Several mechanisms intervene in choroidal blood flow regulation: myogenic autoregulation and receptor mediated flow. These mechanisms cooperate to maintain the choroidal volume and flow constant, despite alteration of ocular and systemic blood pressure.29, 30, 31, 32

In 12 of our patients with IMH, after vitrectomy, the choroidal thickness was not changed during 6 months of follow-up. Similar result was reported by Fujiwara et al with 40 patients and 3 months follow-up and Schaal et al with 12 patients and a follow-up time of 6 months. More studies with longer follow-up periods will reveal choroidal thickness changes during the time.

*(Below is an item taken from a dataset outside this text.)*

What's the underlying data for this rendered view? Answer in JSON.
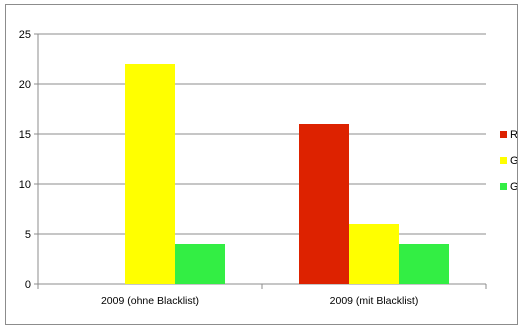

Our findings showed that the apical and basal MH diameters have a significant negative correlation with the SFCT in contrary to the results of other studies. A similar correlation was found between preoperative BCVA and hole diameter. We did not notice any considerable relation between height of hole with choroidal thickness and preoperative BCVA.

A small sample size in each group, manual measurements, and a short follow-up period are the main limitations of our study. The vitrectomy was performed for some patients in this study, which could represent a possible selection bias.

In conclusion, choroidal thickness is reduced in both eyes of patients with IMH compared with control eyes, with no significant change after vitrectomy. It could be presumed that choroidal thickness is correlated with the MH and its stages. Further studies are needed to evaluate the possible role of choroidal thickness in MH formation.